The agency also announced on Wednesday that it has rescheduled a public meeting on the proposal to rewrite the 2013 integrated activity plan for the National Petroleum Reserve in Alaska. The Trump administration is seeking to overturn Obama-era restrictions on oil development in that vast swath of territory on the western North Slope. The administration has launched the EIS process for its plan rewrite; that process is in the very early scoping stage, a precursor to compilation of a draft impact statement.

A meeting in the Inupiat village of Point Lay on the Chukchi Sea coast will be held on Feb. 4, the BLM announced. That is the last in a series of eight scoping meetings that started in December.

Three of those meetings, in the North Slope communities of Utqiagvik, Nuiqsut and Wainwright, were held during the shutdown. Interior was criticized for moving forward with oil-development planning during that period.

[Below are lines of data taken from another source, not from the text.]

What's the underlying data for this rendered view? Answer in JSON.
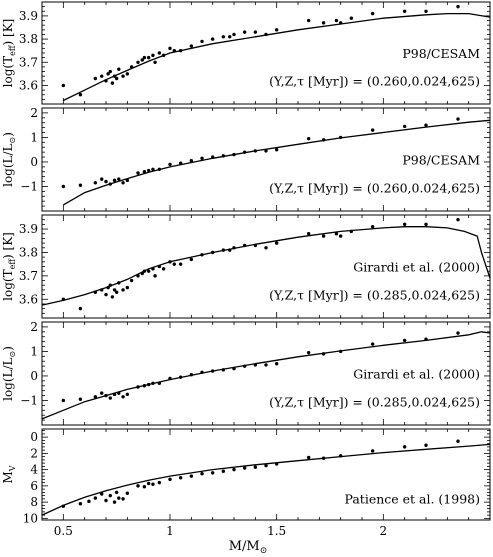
{
  "figure": {
    "xlabel_main": "M/M",
    "xlabel_sub": "⊙",
    "x_tick_labels": [
      "0.5",
      "1",
      "1.5",
      "2"
    ]
  },
  "chart_data": [
    {
      "type": "scatter",
      "ylabel": {
        "main": "log(T",
        "sub": "eff",
        "tail": ") [K]"
      },
      "ylim": [
        3.52,
        3.96
      ],
      "y_ticks": [
        3.6,
        3.7,
        3.8,
        3.9
      ],
      "y_tick_labels": [
        "3.6",
        "3.7",
        "3.8",
        "3.9"
      ],
      "xlim": [
        0.4,
        2.5
      ],
      "annotation_line1": "P98/CESAM",
      "annotation_line2": "(Y,Z,τ [Myr]) = (0.260,0.024,625)",
      "model": {
        "x": [
          0.5,
          0.6,
          0.7,
          0.8,
          0.9,
          1.0,
          1.2,
          1.4,
          1.6,
          1.8,
          2.0,
          2.2,
          2.3,
          2.4,
          2.5
        ],
        "y": [
          3.535,
          3.58,
          3.625,
          3.665,
          3.705,
          3.74,
          3.78,
          3.81,
          3.84,
          3.865,
          3.89,
          3.905,
          3.91,
          3.91,
          3.895
        ]
      },
      "points": {
        "x": [
          0.5,
          0.58,
          0.65,
          0.68,
          0.7,
          0.71,
          0.72,
          0.73,
          0.74,
          0.75,
          0.76,
          0.78,
          0.8,
          0.82,
          0.85,
          0.87,
          0.88,
          0.9,
          0.92,
          0.93,
          0.95,
          0.97,
          1.0,
          1.02,
          1.05,
          1.1,
          1.15,
          1.2,
          1.25,
          1.28,
          1.3,
          1.35,
          1.4,
          1.45,
          1.5,
          1.65,
          1.72,
          1.78,
          1.8,
          1.85,
          1.95,
          2.1,
          2.2,
          2.35
        ],
        "y": [
          3.6,
          3.56,
          3.63,
          3.64,
          3.62,
          3.65,
          3.66,
          3.61,
          3.64,
          3.63,
          3.67,
          3.64,
          3.65,
          3.68,
          3.7,
          3.71,
          3.72,
          3.72,
          3.73,
          3.7,
          3.74,
          3.73,
          3.76,
          3.75,
          3.75,
          3.77,
          3.79,
          3.8,
          3.81,
          3.81,
          3.82,
          3.83,
          3.83,
          3.82,
          3.84,
          3.88,
          3.87,
          3.88,
          3.87,
          3.89,
          3.91,
          3.92,
          3.92,
          3.94
        ]
      }
    },
    {
      "type": "scatter",
      "ylabel": {
        "main": "log(L/L",
        "sub": "⊙",
        "tail": ")"
      },
      "ylim": [
        -2.0,
        2.2
      ],
      "y_ticks": [
        -1,
        0,
        1,
        2
      ],
      "y_tick_labels": [
        "−1",
        "0",
        "1",
        "2"
      ],
      "xlim": [
        0.4,
        2.5
      ],
      "annotation_line1": "P98/CESAM",
      "annotation_line2": "(Y,Z,τ [Myr]) = (0.260,0.024,625)",
      "model": {
        "x": [
          0.5,
          0.6,
          0.7,
          0.8,
          0.9,
          1.0,
          1.2,
          1.4,
          1.6,
          1.8,
          2.0,
          2.2,
          2.4,
          2.5
        ],
        "y": [
          -1.75,
          -1.25,
          -0.95,
          -0.68,
          -0.42,
          -0.2,
          0.15,
          0.45,
          0.72,
          0.98,
          1.2,
          1.42,
          1.62,
          1.7
        ]
      },
      "points": {
        "x": [
          0.5,
          0.58,
          0.65,
          0.68,
          0.7,
          0.72,
          0.74,
          0.76,
          0.78,
          0.8,
          0.85,
          0.88,
          0.9,
          0.92,
          0.95,
          1.0,
          1.05,
          1.1,
          1.15,
          1.2,
          1.25,
          1.3,
          1.35,
          1.4,
          1.45,
          1.5,
          1.65,
          1.72,
          1.8,
          1.95,
          2.1,
          2.2,
          2.35
        ],
        "y": [
          -1.0,
          -0.95,
          -0.85,
          -0.7,
          -0.8,
          -0.9,
          -0.75,
          -0.7,
          -0.85,
          -0.75,
          -0.45,
          -0.4,
          -0.35,
          -0.3,
          -0.3,
          -0.1,
          -0.05,
          0.05,
          0.15,
          0.2,
          0.25,
          0.3,
          0.4,
          0.45,
          0.45,
          0.5,
          0.95,
          0.9,
          1.0,
          1.3,
          1.45,
          1.5,
          1.75
        ]
      }
    },
    {
      "type": "scatter",
      "ylabel": {
        "main": "log(T",
        "sub": "eff",
        "tail": ") [K]"
      },
      "ylim": [
        3.52,
        3.96
      ],
      "y_ticks": [
        3.6,
        3.7,
        3.8,
        3.9
      ],
      "y_tick_labels": [
        "3.6",
        "3.7",
        "3.8",
        "3.9"
      ],
      "xlim": [
        0.4,
        2.5
      ],
      "annotation_line1": "Girardi et al. (2000)",
      "annotation_line2": "(Y,Z,τ [Myr]) = (0.285,0.024,625)",
      "model": {
        "x": [
          0.4,
          0.5,
          0.6,
          0.7,
          0.8,
          0.9,
          1.0,
          1.2,
          1.4,
          1.6,
          1.8,
          2.0,
          2.1,
          2.2,
          2.3,
          2.38,
          2.44,
          2.46,
          2.5
        ],
        "y": [
          3.575,
          3.595,
          3.62,
          3.65,
          3.685,
          3.73,
          3.76,
          3.8,
          3.835,
          3.865,
          3.89,
          3.905,
          3.91,
          3.91,
          3.905,
          3.89,
          3.87,
          3.8,
          3.69
        ]
      },
      "points": {
        "x": [
          0.5,
          0.58,
          0.65,
          0.68,
          0.7,
          0.71,
          0.72,
          0.73,
          0.74,
          0.75,
          0.76,
          0.78,
          0.8,
          0.82,
          0.85,
          0.87,
          0.88,
          0.9,
          0.92,
          0.93,
          0.95,
          0.97,
          1.0,
          1.02,
          1.05,
          1.1,
          1.15,
          1.2,
          1.25,
          1.28,
          1.3,
          1.35,
          1.4,
          1.45,
          1.5,
          1.65,
          1.72,
          1.78,
          1.8,
          1.85,
          1.95,
          2.1,
          2.2,
          2.35
        ],
        "y": [
          3.6,
          3.56,
          3.63,
          3.64,
          3.62,
          3.65,
          3.66,
          3.61,
          3.64,
          3.63,
          3.67,
          3.64,
          3.65,
          3.68,
          3.7,
          3.71,
          3.72,
          3.72,
          3.73,
          3.7,
          3.74,
          3.73,
          3.76,
          3.75,
          3.75,
          3.77,
          3.79,
          3.8,
          3.81,
          3.81,
          3.82,
          3.83,
          3.83,
          3.82,
          3.84,
          3.88,
          3.87,
          3.88,
          3.87,
          3.89,
          3.91,
          3.92,
          3.92,
          3.94
        ]
      }
    },
    {
      "type": "scatter",
      "ylabel": {
        "main": "log(L/L",
        "sub": "⊙",
        "tail": ")"
      },
      "ylim": [
        -2.0,
        2.2
      ],
      "y_ticks": [
        -1,
        0,
        1,
        2
      ],
      "y_tick_labels": [
        "−1",
        "0",
        "1",
        "2"
      ],
      "xlim": [
        0.4,
        2.5
      ],
      "annotation_line1": "Girardi et al. (2000)",
      "annotation_line2": "(Y,Z,τ [Myr]) = (0.285,0.024,625)",
      "model": {
        "x": [
          0.4,
          0.5,
          0.6,
          0.7,
          0.8,
          0.9,
          1.0,
          1.2,
          1.4,
          1.6,
          1.8,
          2.0,
          2.2,
          2.4,
          2.46,
          2.5
        ],
        "y": [
          -1.75,
          -1.4,
          -1.05,
          -0.8,
          -0.55,
          -0.35,
          -0.15,
          0.2,
          0.5,
          0.78,
          1.02,
          1.25,
          1.45,
          1.68,
          1.8,
          1.75
        ]
      },
      "points": {
        "x": [
          0.5,
          0.58,
          0.65,
          0.68,
          0.7,
          0.72,
          0.74,
          0.76,
          0.78,
          0.8,
          0.85,
          0.88,
          0.9,
          0.92,
          0.95,
          1.0,
          1.05,
          1.1,
          1.15,
          1.2,
          1.25,
          1.3,
          1.35,
          1.4,
          1.45,
          1.5,
          1.65,
          1.72,
          1.8,
          1.95,
          2.1,
          2.2,
          2.35
        ],
        "y": [
          -1.0,
          -0.95,
          -0.85,
          -0.7,
          -0.8,
          -0.9,
          -0.75,
          -0.7,
          -0.85,
          -0.75,
          -0.45,
          -0.4,
          -0.35,
          -0.3,
          -0.3,
          -0.1,
          -0.05,
          0.05,
          0.15,
          0.2,
          0.25,
          0.3,
          0.4,
          0.45,
          0.45,
          0.5,
          0.95,
          0.9,
          1.0,
          1.3,
          1.45,
          1.5,
          1.75
        ]
      }
    },
    {
      "type": "scatter",
      "ylabel": {
        "main": "M",
        "sub": "V",
        "tail": ""
      },
      "ylim": [
        10.2,
        -1.0
      ],
      "y_ticks": [
        0,
        2,
        4,
        6,
        8,
        10
      ],
      "y_tick_labels": [
        "0",
        "2",
        "4",
        "6",
        "8",
        "10"
      ],
      "xlim": [
        0.4,
        2.5
      ],
      "annotation_line1": "Patience et al. (1998)",
      "annotation_line2": "",
      "model": {
        "x": [
          0.4,
          0.5,
          0.6,
          0.7,
          0.8,
          0.9,
          1.0,
          1.2,
          1.4,
          1.6,
          1.8,
          2.0,
          2.2,
          2.4,
          2.5
        ],
        "y": [
          9.6,
          8.4,
          7.4,
          6.6,
          5.9,
          5.3,
          4.8,
          4.0,
          3.4,
          2.9,
          2.4,
          1.9,
          1.5,
          1.1,
          0.9
        ]
      },
      "points": {
        "x": [
          0.5,
          0.58,
          0.62,
          0.65,
          0.68,
          0.7,
          0.72,
          0.74,
          0.75,
          0.76,
          0.78,
          0.8,
          0.85,
          0.88,
          0.9,
          0.92,
          0.95,
          1.0,
          1.05,
          1.1,
          1.15,
          1.2,
          1.25,
          1.3,
          1.35,
          1.4,
          1.45,
          1.5,
          1.65,
          1.72,
          1.8,
          1.95,
          2.1,
          2.2,
          2.35
        ],
        "y": [
          8.5,
          8.2,
          7.9,
          7.5,
          7.0,
          7.8,
          7.2,
          8.0,
          6.8,
          7.5,
          7.6,
          6.9,
          6.0,
          6.1,
          5.7,
          5.8,
          5.6,
          5.2,
          5.0,
          4.8,
          4.5,
          4.4,
          4.2,
          4.0,
          3.8,
          3.7,
          3.5,
          3.3,
          2.5,
          2.6,
          2.3,
          1.7,
          1.2,
          1.0,
          0.5
        ]
      }
    }
  ]
}
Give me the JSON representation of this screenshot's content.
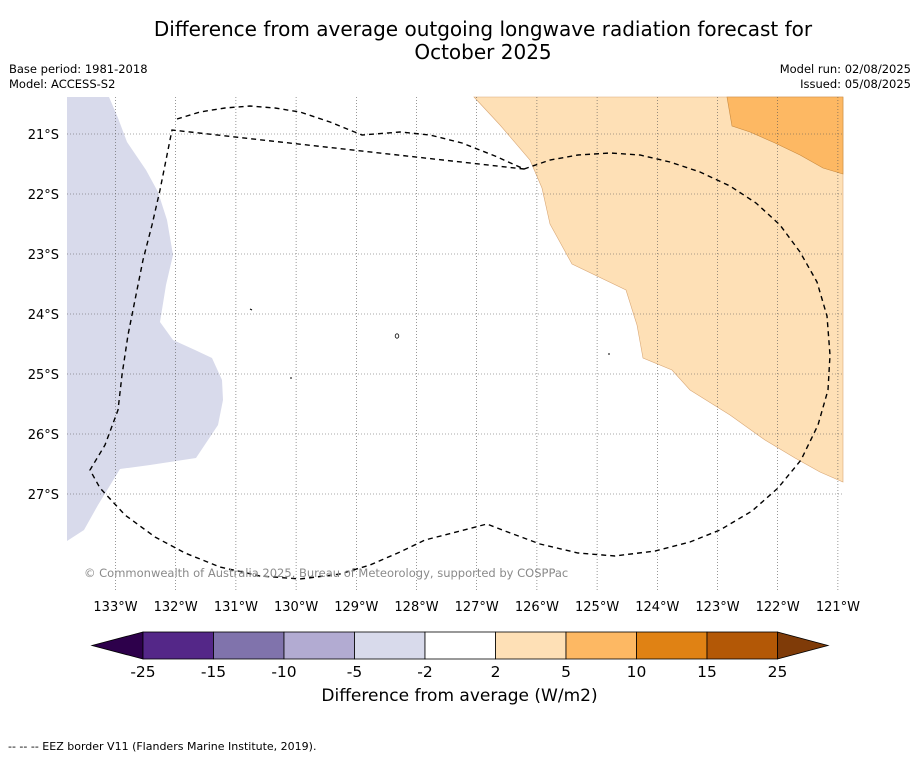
{
  "title_line1": "Difference from average outgoing longwave radiation forecast for",
  "title_line2": "October 2025",
  "meta_left": [
    "Base period: 1981-2018",
    "Model: ACCESS-S2"
  ],
  "meta_right": [
    "Model run: 02/08/2025",
    "Issued: 05/08/2025"
  ],
  "copyright": "© Commonwealth of Australia 2025, Bureau of Meteorology, supported by COSPPac",
  "map": {
    "lat_labels": [
      "21°S",
      "22°S",
      "23°S",
      "24°S",
      "25°S",
      "26°S",
      "27°S"
    ],
    "lon_labels": [
      "133°W",
      "132°W",
      "131°W",
      "130°W",
      "129°W",
      "128°W",
      "127°W",
      "126°W",
      "125°W",
      "124°W",
      "123°W",
      "122°W",
      "121°W"
    ]
  },
  "colorbar": {
    "title": "Difference from average (W/m2)",
    "tick_labels": [
      "-25",
      "-15",
      "-10",
      "-5",
      "-2",
      "2",
      "5",
      "10",
      "15",
      "25"
    ],
    "colors": [
      "#2d004b",
      "#542788",
      "#8073ac",
      "#b2abd2",
      "#d8daeb",
      "#ffffff",
      "#fee0b6",
      "#fdb863",
      "#e08214",
      "#b35806",
      "#7f3b08"
    ]
  },
  "footer": "--  --  -- EEZ border V11 (Flanders Marine Institute, 2019)."
}
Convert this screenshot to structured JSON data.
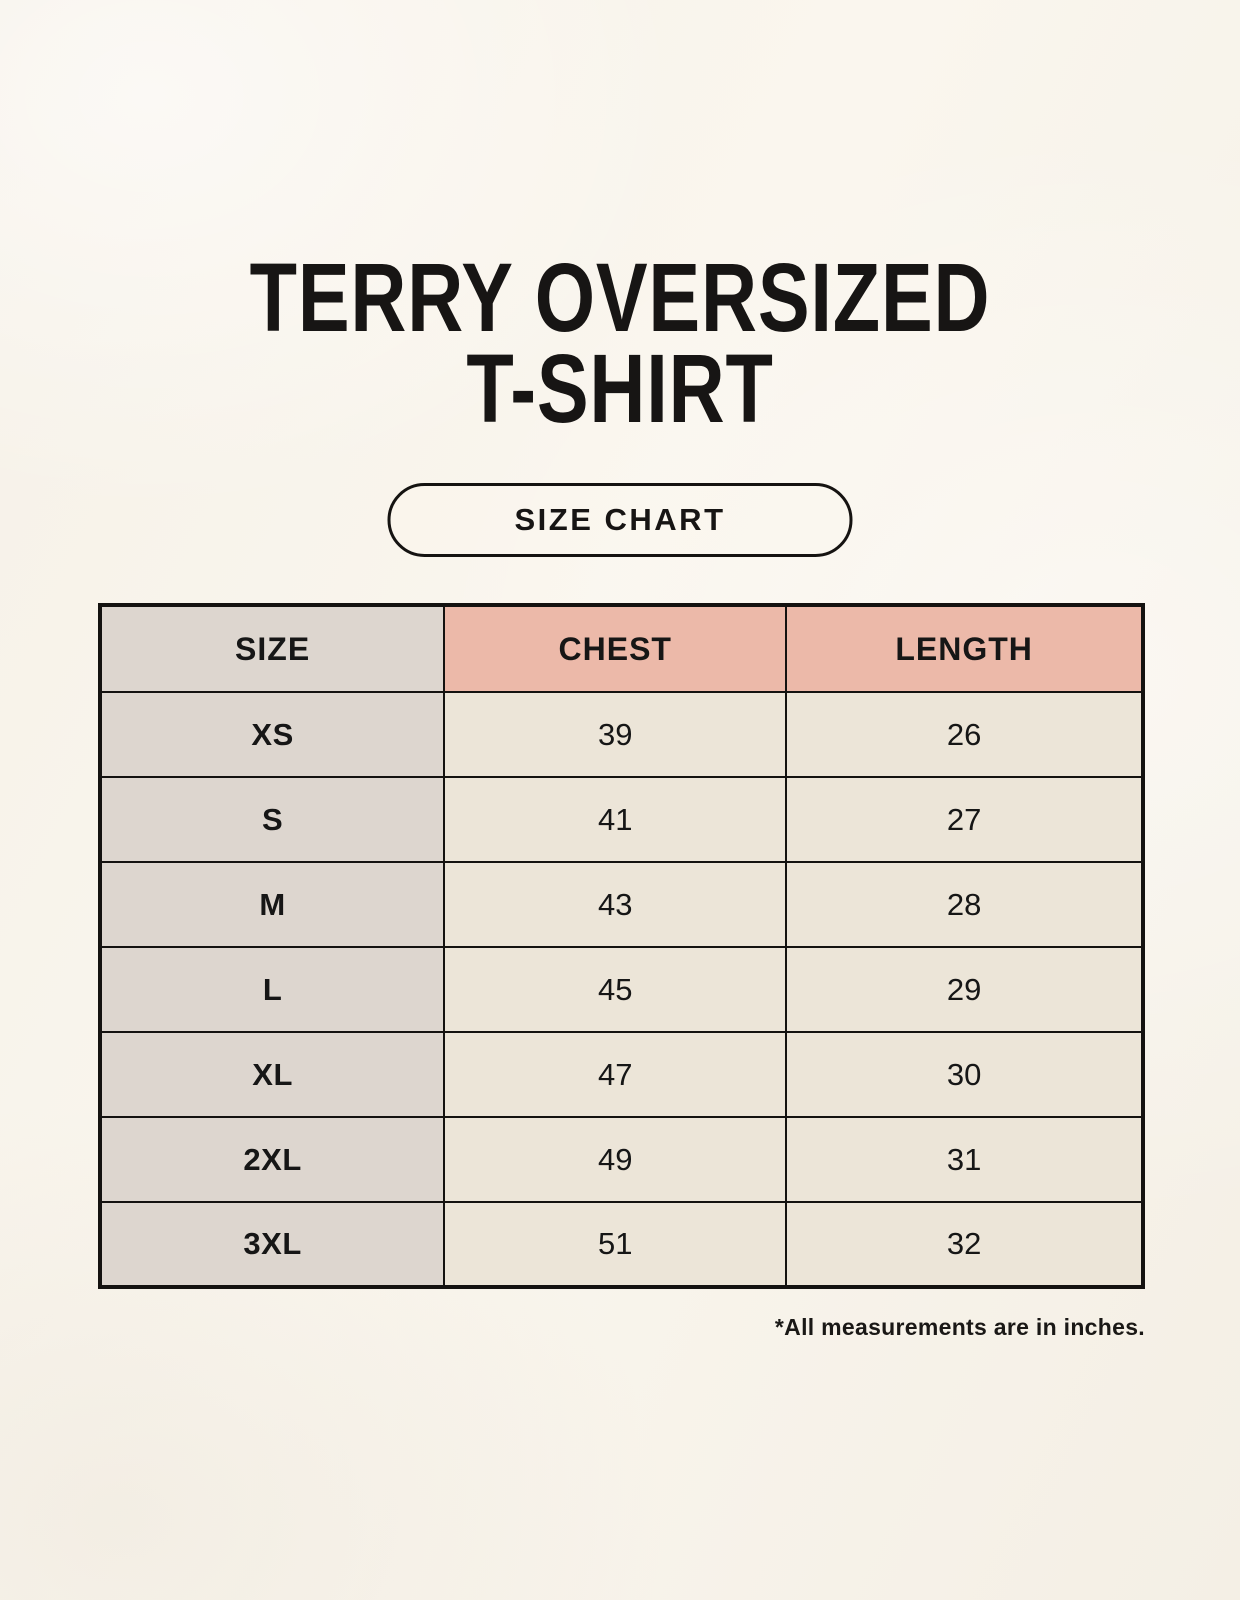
{
  "header": {
    "title_line1": "TERRY OVERSIZED",
    "title_line2": "T-SHIRT",
    "size_chart_label": "SIZE CHART"
  },
  "table": {
    "columns": [
      "SIZE",
      "CHEST",
      "LENGTH"
    ],
    "rows": [
      {
        "size": "XS",
        "chest": "39",
        "length": "26"
      },
      {
        "size": "S",
        "chest": "41",
        "length": "27"
      },
      {
        "size": "M",
        "chest": "43",
        "length": "28"
      },
      {
        "size": "L",
        "chest": "45",
        "length": "29"
      },
      {
        "size": "XL",
        "chest": "47",
        "length": "30"
      },
      {
        "size": "2XL",
        "chest": "49",
        "length": "31"
      },
      {
        "size": "3XL",
        "chest": "51",
        "length": "32"
      }
    ],
    "footnote": "*All measurements are in inches."
  },
  "colors": {
    "background": "#f8f4ec",
    "header_accent": "#ecb9a9",
    "size_column": "#ddd6cf",
    "data_cell": "#ece5d8",
    "border": "#141210",
    "text": "#161616"
  },
  "chart_data": {
    "type": "table",
    "title": "TERRY OVERSIZED T-SHIRT",
    "subtitle": "SIZE CHART",
    "columns": [
      "SIZE",
      "CHEST",
      "LENGTH"
    ],
    "rows": [
      [
        "XS",
        39,
        26
      ],
      [
        "S",
        41,
        27
      ],
      [
        "M",
        43,
        28
      ],
      [
        "L",
        45,
        29
      ],
      [
        "XL",
        47,
        30
      ],
      [
        "2XL",
        49,
        31
      ],
      [
        "3XL",
        51,
        32
      ]
    ],
    "units": "inches",
    "note": "*All measurements are in inches."
  }
}
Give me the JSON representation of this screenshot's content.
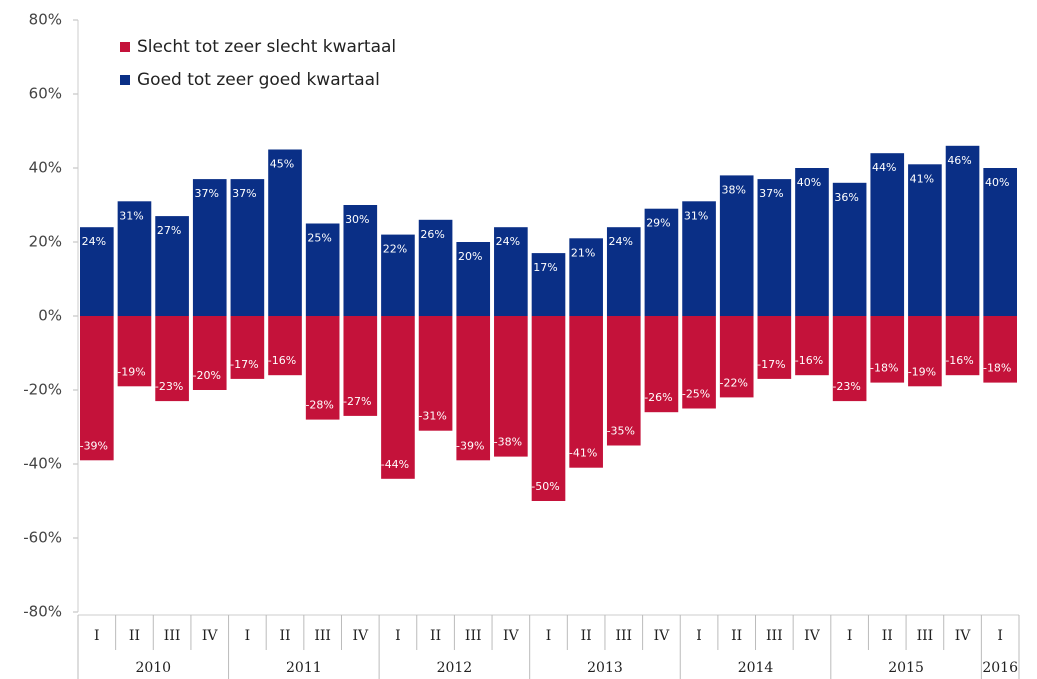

The new chairman of the U.S. House Natural Resources Committee accused Interior of being insincere about its public-comment process for the National Petroleum Reserve. In a Jan. 17 letter to BLM Deputy Director Brian Steed, Chairman Raul Grijalva and Reps. Alan Lowenthal and Jared Huffman complained that the department has already decided to open up now-protected areas to leasing, including sensitive areas around Teshekpuk Lake, Arctic Alaska’s largest lake and an important wildlife habitat.

“On multiple occasions, Assistant Secretary for Land and Minerals Management Joe Balash made it clear that the purpose of revising the IAP is to open ‘millions more acres,’ including additional lands around Teshekpuk Lake, to oil and gas leasing,” the letter said. Instead of charting a thoughtful management direction for America’s largest swath of untouched lands, Assistant Secretary Balash informed the public that they’d be partaking in a process designed with a particular outcome in mind. This is not the way that sound public land management decisions are crafted, nor is it a way to let the American people know that their voices will be heard.”

One environmental group has filed a public-records request to get more information about some of Interior’s other oil-related work during the shutdown. At issue is work conducted to advance the administration’s plans for expanded offshore oil and gas leasing, including leasing in Arctic waters.

The Center for Biological Diversity cited a Bureau of Ocean Energy Management contingency plan that ordered employees to keep working on that project.

“Why was work on the long-term offshore leasing plan suddenly deemed urgent? Listening to the oil industry while locking out public input is unacceptable,” Miyoko Sakashita, oceans program director for the Center for Biological Diversity, said in a statement Wednesday. “We want to know how and why this decision was made, and who pushed for it.”